A leur tour, les consommateurs vont être formatés par le marketing. Leurs désirs et leurs affects sont manipulés et leurs probabilités d’attitude comportementales sont canalisées. Leurs habitudes sont orchestrées. Leur volatilité, leurs infidélités, leur insouciance, leur inconstance, leurs pulsions immédiates sont supervisées et instrumentalisées.

La conduite de l’Etat est à son tour alignée sur la gestion managériale et la rationalisation administrative. La recherche d’efficacité et de performance, induites par le new public managment, fait passer le bilan comptable avant l’intérêt général.

Il en va de même de cette auto-régulation appelée, tout autant, à gérer ses propres compétences personnelles. Il faudrait s’auditer, s’organiser et se contrôler. Devenir le manager de sa propre vie devient la seule voie pour atteindre la plus grande des efficacités individuelles.

Pourtant, le management n’est ni une science, ni une idéologie. Cela reste une approche avant tout pragmatique qui ne cherche pas seulement à rendre l’action humaine plus efficace. Son ambition est, avant tout, c’est faire de l’efficacité un parangon universellement valable, seule source possible de progrès et de bonheur.

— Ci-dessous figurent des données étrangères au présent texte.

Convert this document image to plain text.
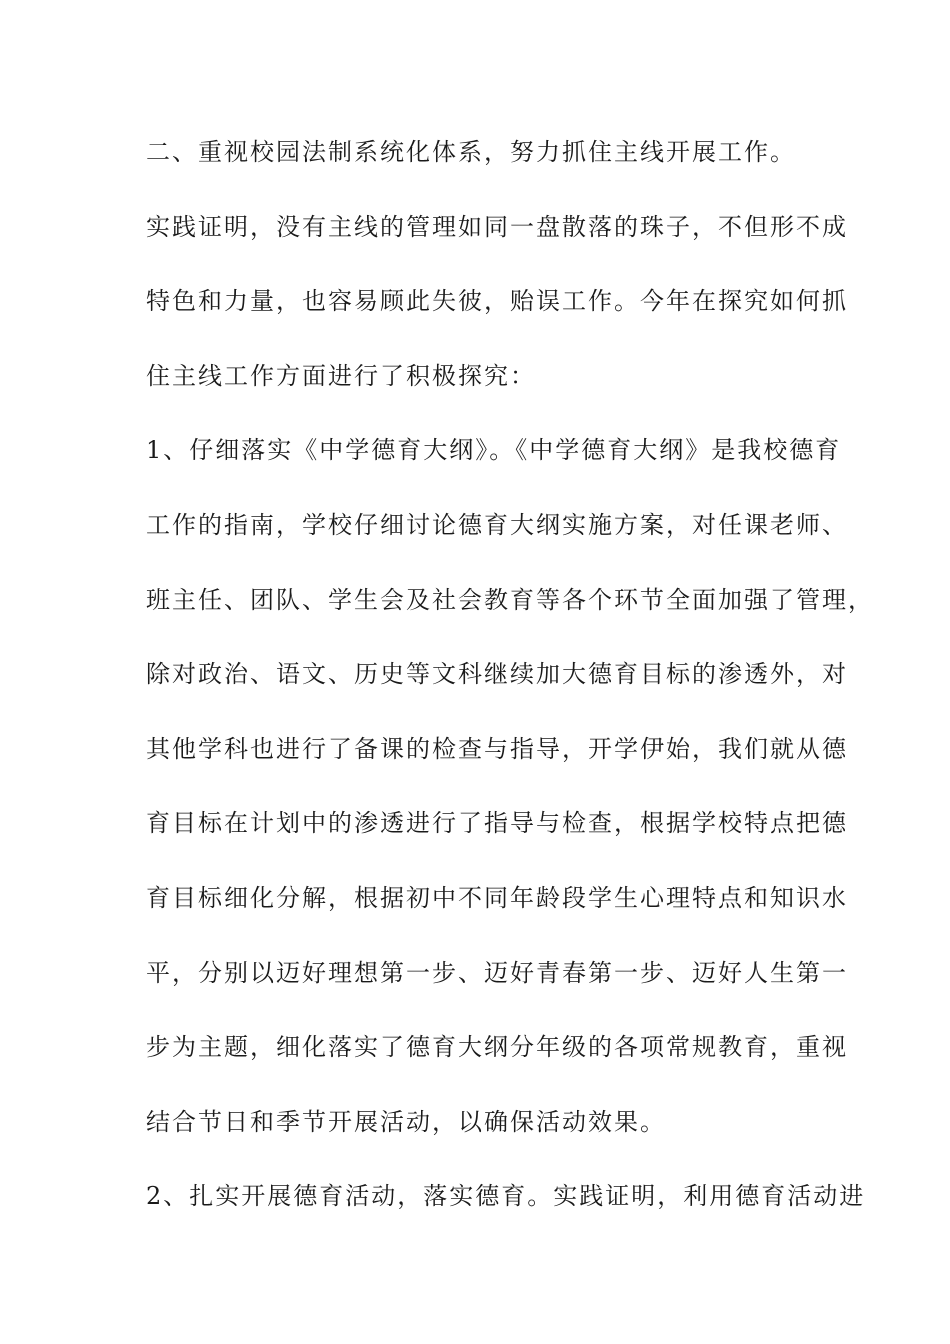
二、重视校园法制系统化体系，努力抓住主线开展工作。
实践证明，没有主线的管理如同一盘散落的珠子，不但形不成
特色和力量，也容易顾此失彼，贻误工作。今年在探究如何抓
住主线工作方面进行了积极探究：
1、仔细落实《中学德育大纲》。《中学德育大纲》是我校德育
工作的指南，学校仔细讨论德育大纲实施方案，对任课老师、
班主任、团队、学生会及社会教育等各个环节全面加强了管理，
除对政治、语文、历史等文科继续加大德育目标的渗透外，对
其他学科也进行了备课的检查与指导，开学伊始，我们就从德
育目标在计划中的渗透进行了指导与检查，根据学校特点把德
育目标细化分解，根据初中不同年龄段学生心理特点和知识水
平，分别以迈好理想第一步、迈好青春第一步、迈好人生第一
步为主题，细化落实了德育大纲分年级的各项常规教育，重视
结合节日和季节开展活动，以确保活动效果。
2、扎实开展德育活动，落实德育。实践证明，利用德育活动进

Il est devenu courant de le présenter comme le mètre étalon qui s’impose en tous lieux et en tout temps, comme seul mode d’organisation qui s’impose. C’est ignorer toutes les valeurs qui ont longtemps dominé (piété, tradition, mérite …). Et exclure celles qui constituent autant d’alternatives : la solidarité, la place du collectif, le sens donné à son travail, la lutte contre les injustices et les inégalités, le savoir-faire personnel, … Le management n’est qu’une conception du monde qui n’a pas toujours existé et qui n’a rien d’éternel. Il ne tient qu’à nous de refermer cet épisode en résistant à ses prétentions.